In the absence of a data protection law that limits the fundamental right to delete useless and defamatory private material from the online environment, the “RTBF” has received considerable attention in India. As a result of this case, it is evident that it is urgent to consider the RTBF as one of the fundamental rights that a data subject shall be entitled to.

However, organizations that possess sensitive personal data and fail to maintain proper security to secure such data, resulting in wrongful loss or wrongful gain to anybody, may be compelled to pay damages to the affected individual, according to Section 43A of the Information Technology Act of 2000.

The RTBF is not directly included in the notification of the Information Technology (Intermediary Guidelines and Digital Media Ethics Code) Rules, 2021 by the Government of India.

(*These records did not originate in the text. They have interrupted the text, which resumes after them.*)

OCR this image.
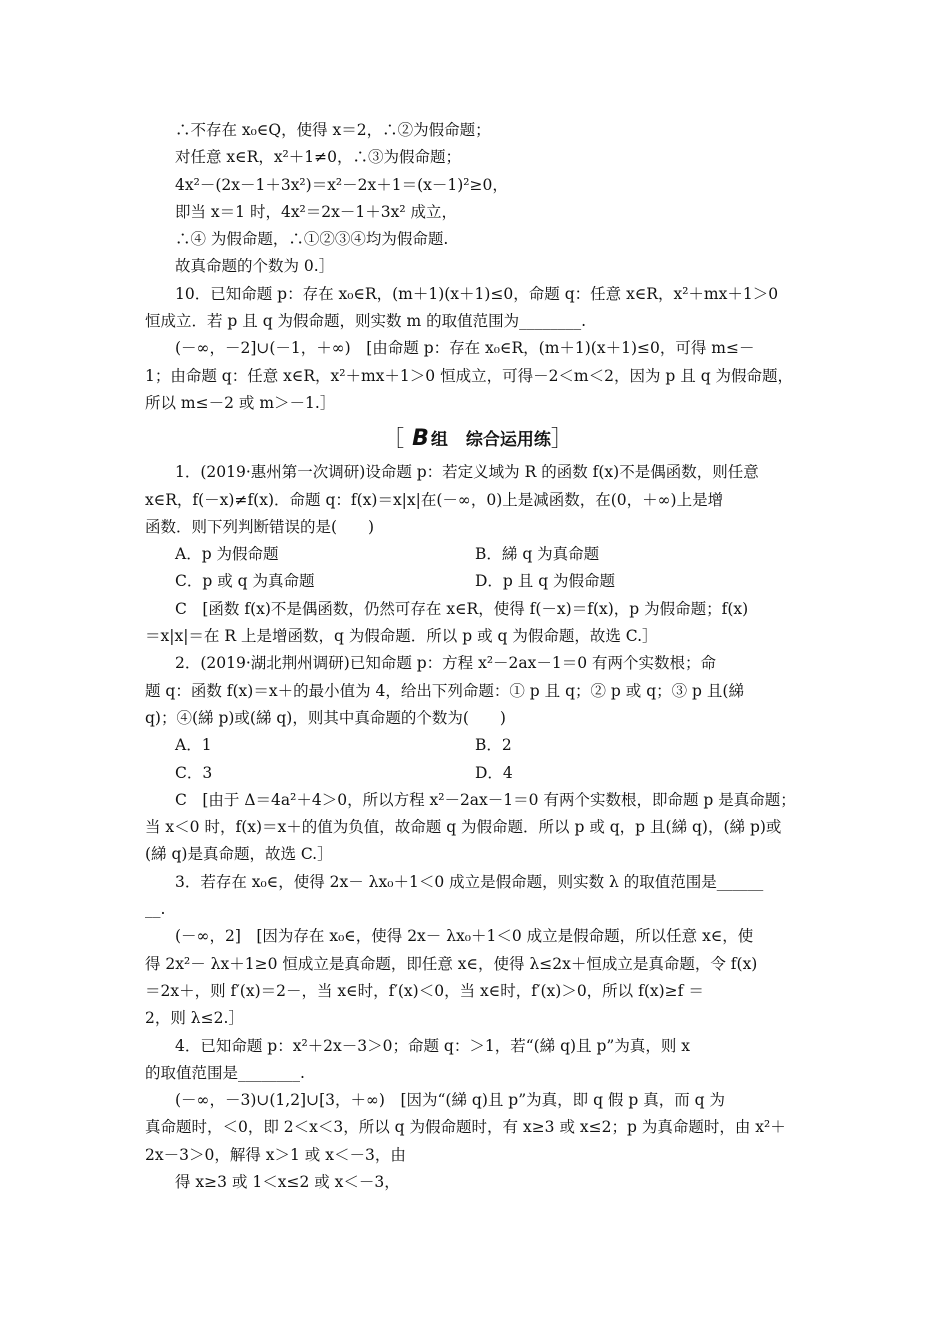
∴不存在 x₀∈Q，使得 x＝2，∴②为假命题；
对任意 x∈R，x²＋1≠0，∴③为假命题；
4x²－(2x－1＋3x²)＝x²－2x＋1＝(x－1)²≥0，
即当 x＝1 时，4x²＝2x－1＋3x² 成立，
∴④ 为假命题，∴①②③④均为假命题.
故真命题的个数为 0.］
10．已知命题 p：存在 x₀∈R，(m＋1)(x＋1)≤0，命题 q：任意 x∈R，x²＋mx＋1＞0
恒成立．若 p 且 q 为假命题，则实数 m 的取值范围为________.
(－∞，－2]∪(－1，＋∞)　[由命题 p：存在 x₀∈R，(m＋1)(x＋1)≤0，可得 m≤－
1；由命题 q：任意 x∈R，x²＋mx＋1＞0 恒成立，可得－2＜m＜2，因为 p 且 q 为假命题，
所以 m≤－2 或 m＞－1.］
［ B 组 综合运用练］
1．(2019·惠州第一次调研)设命题 p：若定义域为 R 的函数 f(x)不是偶函数，则任意
x∈R，f(－x)≠f(x)．命题 q：f(x)＝x|x|在(－∞，0)上是减函数，在(0，＋∞)上是增
函数．则下列判断错误的是(　　)
A．p 为假命题	B．綈 q 为真命题
C．p 或 q 为真命题	D．p 且 q 为假命题
C　[函数 f(x)不是偶函数，仍然可存在 x∈R，使得 f(－x)＝f(x)，p 为假命题；f(x)
＝x|x|＝在 R 上是增函数，q 为假命题．所以 p 或 q 为假命题，故选 C.］
2．(2019·湖北荆州调研)已知命题 p：方程 x²－2ax－1＝0 有两个实数根；命
题 q：函数 f(x)＝x＋的最小值为 4，给出下列命题：① p 且 q；② p 或 q；③ p 且(綈
q)；④(綈 p)或(綈 q)，则其中真命题的个数为(　　)
A．1	B．2
C．3	D．4
C　[由于 Δ＝4a²＋4＞0，所以方程 x²－2ax－1＝0 有两个实数根，即命题 p 是真命题；
当 x＜0 时，f(x)＝x＋的值为负值，故命题 q 为假命题．所以 p 或 q，p 且(綈 q)，(綈 p)或
(綈 q)是真命题，故选 C.］
3．若存在 x₀∈，使得 2x－ λx₀＋1＜0 成立是假命题，则实数 λ 的取值范围是______
__.
(－∞，2]　[因为存在 x₀∈，使得 2x－ λx₀＋1＜0 成立是假命题，所以任意 x∈，使
得 2x²－ λx＋1≥0 恒成立是真命题，即任意 x∈，使得 λ≤2x＋恒成立是真命题，令 f(x)
＝2x＋，则 f′(x)＝2－，当 x∈时，f′(x)＜0，当 x∈时，f′(x)＞0，所以 f(x)≥f ＝
2，则 λ≤2.］
4．已知命题 p：x²＋2x－3＞0；命题 q：＞1，若“(綈 q)且 p”为真，则 x
的取值范围是________.
(－∞，－3)∪(1,2]∪[3，＋∞)　[因为“(綈 q)且 p”为真，即 q 假 p 真，而 q 为
真命题时，＜0，即 2＜x＜3，所以 q 为假命题时，有 x≥3 或 x≤2；p 为真命题时，由 x²＋
2x－3＞0，解得 x＞1 或 x＜－3，由
得 x≥3 或 1＜x≤2 或 x＜－3，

It does, however, provide procedures for filing complaints with the designated Grievance Officer in order to have content that exposes personal information about the complainant removed from the Internet without the complainant’s agreement.

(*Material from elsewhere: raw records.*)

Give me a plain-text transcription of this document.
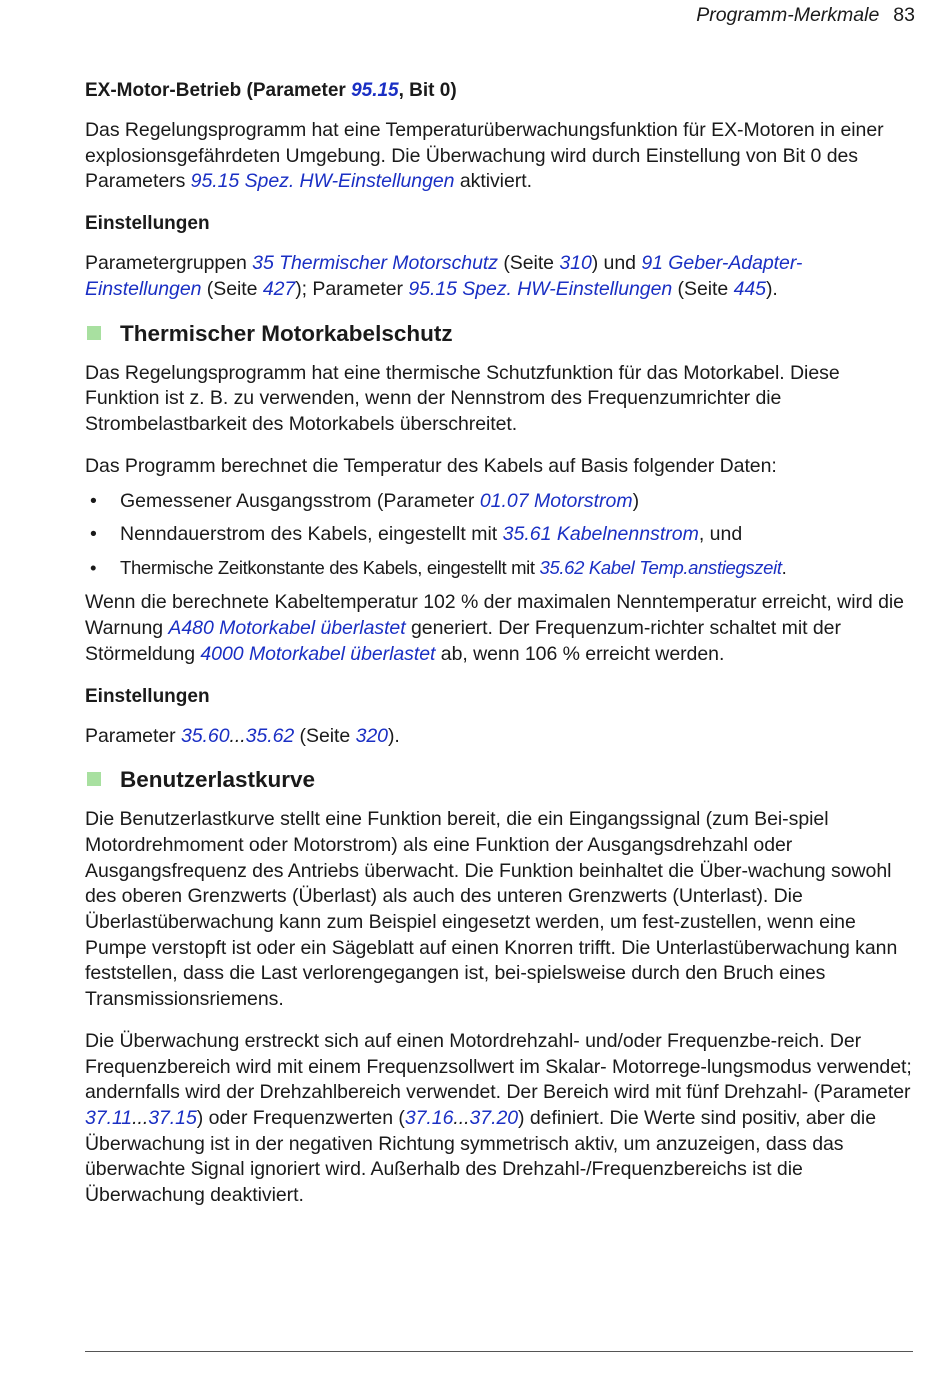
Programm-Merkmale 83
EX-Motor-Betrieb (Parameter 95.15, Bit 0)

Das Regelungsprogramm hat eine Temperaturüberwachungsfunktion für EX-Motoren in einer explosionsgefährdeten Umgebung. Die Überwachung wird durch Einstellung von Bit 0 des Parameters 95.15 Spez. HW-Einstellungen aktiviert.

Einstellungen

Parametergruppen 35 Thermischer Motorschutz (Seite 310) und 91 Geber-Adapter-Einstellungen (Seite 427); Parameter 95.15 Spez. HW-Einstellungen (Seite 445).

Thermischer Motorkabelschutz

Das Regelungsprogramm hat eine thermische Schutzfunktion für das Motorkabel. Diese Funktion ist z. B. zu verwenden, wenn der Nennstrom des Frequenzumrichter die Strombelastbarkeit des Motorkabels überschreitet.

Das Programm berechnet die Temperatur des Kabels auf Basis folgender Daten:

• Gemessener Ausgangsstrom (Parameter 01.07 Motorstrom)
• Nenndauerstrom des Kabels, eingestellt mit 35.61 Kabelnennstrom, und
• Thermische Zeitkonstante des Kabels, eingestellt mit 35.62 Kabel Temp.anstiegszeit.

Wenn die berechnete Kabeltemperatur 102 % der maximalen Nenntemperatur erreicht, wird die Warnung A480 Motorkabel überlastet generiert. Der Frequenzum-richter schaltet mit der Störmeldung 4000 Motorkabel überlastet ab, wenn 106 % erreicht werden.

Einstellungen

Parameter 35.60...35.62 (Seite 320).

Benutzerlastkurve

Die Benutzerlastkurve stellt eine Funktion bereit, die ein Eingangssignal (zum Bei-spiel Motordrehmoment oder Motorstrom) als eine Funktion der Ausgangsdrehzahl oder Ausgangsfrequenz des Antriebs überwacht. Die Funktion beinhaltet die Über-wachung sowohl des oberen Grenzwerts (Überlast) als auch des unteren Grenzwerts (Unterlast). Die Überlastüberwachung kann zum Beispiel eingesetzt werden, um fest-zustellen, wenn eine Pumpe verstopft ist oder ein Sägeblatt auf einen Knorren trifft. Die Unterlastüberwachung kann feststellen, dass die Last verlorengegangen ist, bei-spielsweise durch den Bruch eines Transmissionsriemens.

Die Überwachung erstreckt sich auf einen Motordrehzahl- und/oder Frequenzbe-reich. Der Frequenzbereich wird mit einem Frequenzsollwert im Skalar- Motorrege-lungsmodus verwendet; andernfalls wird der Drehzahlbereich verwendet. Der Bereich wird mit fünf Drehzahl- (Parameter 37.11...37.15) oder Frequenzwerten (37.16...37.20) definiert. Die Werte sind positiv, aber die Überwachung ist in der negativen Richtung symmetrisch aktiv, um anzuzeigen, dass das überwachte Signal ignoriert wird. Außerhalb des Drehzahl-/Frequenzbereichs ist die Überwachung deaktiviert.
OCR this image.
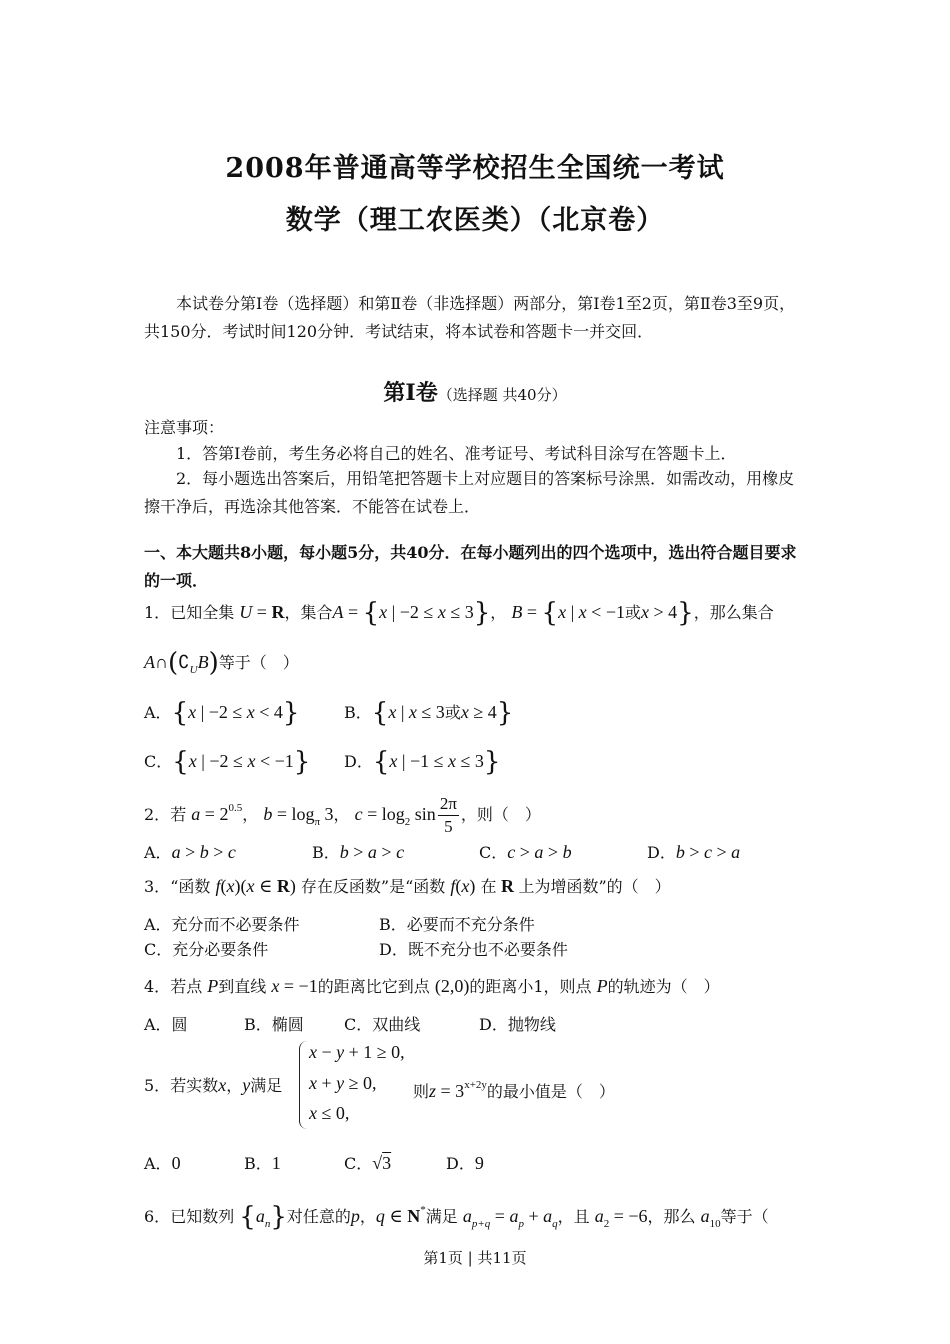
2008年普通高等学校招生全国统一考试
数学（理工农医类）（北京卷）
本试卷分第Ⅰ卷（选择题）和第Ⅱ卷（非选择题）两部分，第Ⅰ卷1至2页，第Ⅱ卷3至9页，共150分．考试时间120分钟．考试结束，将本试卷和答题卡一并交回．
第Ⅰ卷（选择题 共40分）
注意事项：
1．答第Ⅰ卷前，考生务必将自己的姓名、准考证号、考试科目涂写在答题卡上．
2．每小题选出答案后，用铅笔把答题卡上对应题目的答案标号涂黑．如需改动，用橡皮擦干净后，再选涂其他答案．不能答在试卷上．
一、本大题共8小题，每小题5分，共40分．在每小题列出的四个选项中，选出符合题目要求的一项．
1．已知全集 U = R，集合A = {x | −2 ≤ x ≤ 3}， B = {x | x < −1或x > 4}，那么集合
$A\cap(∁_UB)$等于（　）
A．{x | −2 ≤ x < 4}	B．{x | x ≤ 3或x ≥ 4}
C．{x | −2 ≤ x < −1} D．{x | −1 ≤ x ≤ 3}
2．若 $a = 2^{0.5}$， $b = \log_\pi 3$， $c = \log_2 \sin \frac{2\pi}{5}$ ，则（　）
A．a > b > c	B．b > a > c	C．c > a > b	D．b > c > a
3．“函数 f(x)(x ∈ R) 存在反函数”是“函数 f(x) 在 R 上为增函数”的（　）
A．充分而不必要条件	B．必要而不充分条件
C．充分必要条件	D．既不充分也不必要条件
4．若点 P到直线 x = −1的距离比它到点 (2,0)的距离小1，则点 P的轨迹为（　）
A．圆	B．椭圆	C．双曲线	D．抛物线
5．若实数x，y满足
x − y + 1 ≥ 0,
x + y ≥ 0, 则$z = 3^{x+2y}$的最小值是（　）
x ≤ 0,
A．0	B．1	C．√3	D．9
6．已知数列 $\{a_n\}$对任意的p，q ∈ N*满足 $a_{p+q} = a_p + a_q$，且 $a_2 = -6$，那么 $a_{10}$等于（
第1页 | 共11页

The Ministry of Electronics and Information Technology (hereinafter referred to as “MeitY”) recently presented another version of the Data Protection Bill called the Digital Personal Data Protection Bill (hereinafter referred to as “DPDP Bill”), 2022.

The DPDP Bill does not explicitly mention the RTBF according to which a data principal can request the data fiduciary to remove their personal data when it stops serving any fruitful purpose, or simply when the personal information is no more needed. However, the DPDP Bill has subsumed the RTBF under the “Right to Erasure”, wherein a data principal can ask for erasure or correction of their personal data.

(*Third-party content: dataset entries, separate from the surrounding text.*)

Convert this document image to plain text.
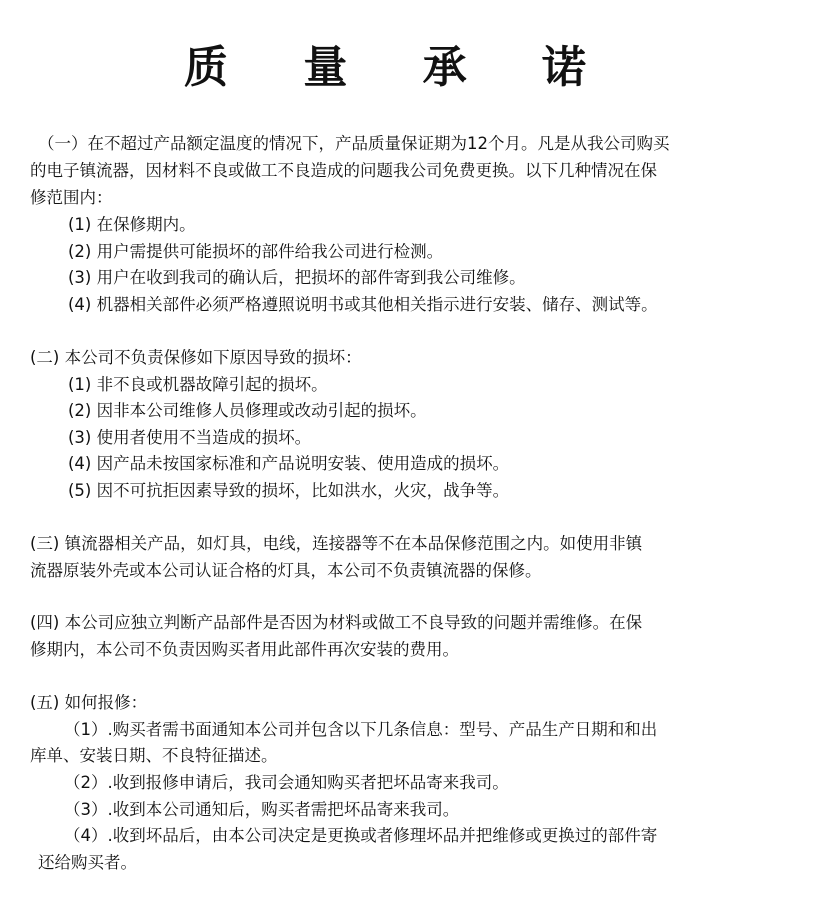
质 量 承 诺
（一）在不超过产品额定温度的情况下，产品质量保证期为12个月。凡是从我公司购买
的电子镇流器，因材料不良或做工不良造成的问题我公司免费更换。以下几种情况在保
修范围内：
(1) 在保修期内。
(2) 用户需提供可能损坏的部件给我公司进行检测。
(3) 用户在收到我司的确认后，把损坏的部件寄到我公司维修。
(4) 机器相关部件必须严格遵照说明书或其他相关指示进行安装、储存、测试等。
(二) 本公司不负责保修如下原因导致的损坏：
(1) 非不良或机器故障引起的损坏。
(2) 因非本公司维修人员修理或改动引起的损坏。
(3) 使用者使用不当造成的损坏。
(4) 因产品未按国家标准和产品说明安装、使用造成的损坏。
(5) 因不可抗拒因素导致的损坏，比如洪水，火灾，战争等。
(三) 镇流器相关产品，如灯具，电线，连接器等不在本品保修范围之内。如使用非镇
流器原装外壳或本公司认证合格的灯具，本公司不负责镇流器的保修。
(四) 本公司应独立判断产品部件是否因为材料或做工不良导致的问题并需维修。在保
修期内，本公司不负责因购买者用此部件再次安装的费用。
(五) 如何报修：
（1）.购买者需书面通知本公司并包含以下几条信息：型号、产品生产日期和和出
库单、安装日期、不良特征描述。
（2）.收到报修申请后，我司会通知购买者把坏品寄来我司。
（3）.收到本公司通知后，购买者需把坏品寄来我司。
（4）.收到坏品后，由本公司决定是更换或者修理坏品并把维修或更换过的部件寄
还给购买者。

PRECEDENTS ON RTBF IN INDIA

  • In Sredharan T v. State of Kerala [WRIT PETITION (CIVIL) NO. 9478 of 2016], the High Court of Kerala recognized the Petitioner’s RTBF as a part of the Right to Privacy and passed an interim order requiring Indian Kanoon to remove the name of a rape victim which was published on its website along with the two judgments rendered by the Kerala High Court in the Writ Petitions filed by her in order to protect her identity.
  • In Zulfiqar Ahman Khan v. Quintillion Business Media Pvt. Limited., [CIVIL SUIT (OS) 642 of 2018], the Delhi High Court noted the Plaintiff’s Right to Privacy, of which the “RTBF” and the ‘Right to be Left Alone’ are inbuilt aspects, and guided that any republishing of the content of the originally disputed articles, or any abstract therefrom, as well as altered forms thereof, on any print or digital/electronic platform be held back during the pendency of the current suit.
  • In Jorawer Singh Mundy v. Union of India [WRIT PETITION (CIVIL) NO. 3918 of 2021], the Delhi High Court granted the right to an Indian-American citizen to have a judgment removed from the platforms of Google, Indian Kanoon, and in, as he had been an accused in the case, but eventually had been acquitted. The Court gave an interim relief and directed the said removal of the platforms by recognizing the individual’s right to privacy under Article 21 as it was hampering the professional life of the litigant.

AMLEGALS REMARKS

The RTBF is typically utilized against a private individual (a media or news site). This raises the question of whether basic rights, which are normally enforced against the state, can be applied to private individuals.

Online indexes may become the “judge, jury, and executioner” of the RTBF in the absence of proper regulatory safeguards. There are disadvantages to imposing such dynamic authority on a private substance, especially given the necessity to balance competing liberties, which is frequently the domain of courts.

However, there are real benefits to RTBF as well. The RTBF can provide reassurance of safety and can help to improve organization and independence. When it comes to internet-based personal data and psychological profiles, both state and non-state artists have extensive capabilities.

It is the responsibility of Governments and lawmakers to protect the RTBF and the Right to Privacy as a whole, lest people lose their ability to manage their identity and personal integrity. Moreover, individuals should have ownership of their personal information. The RTBF thus empowers people to regain control over their digital lives.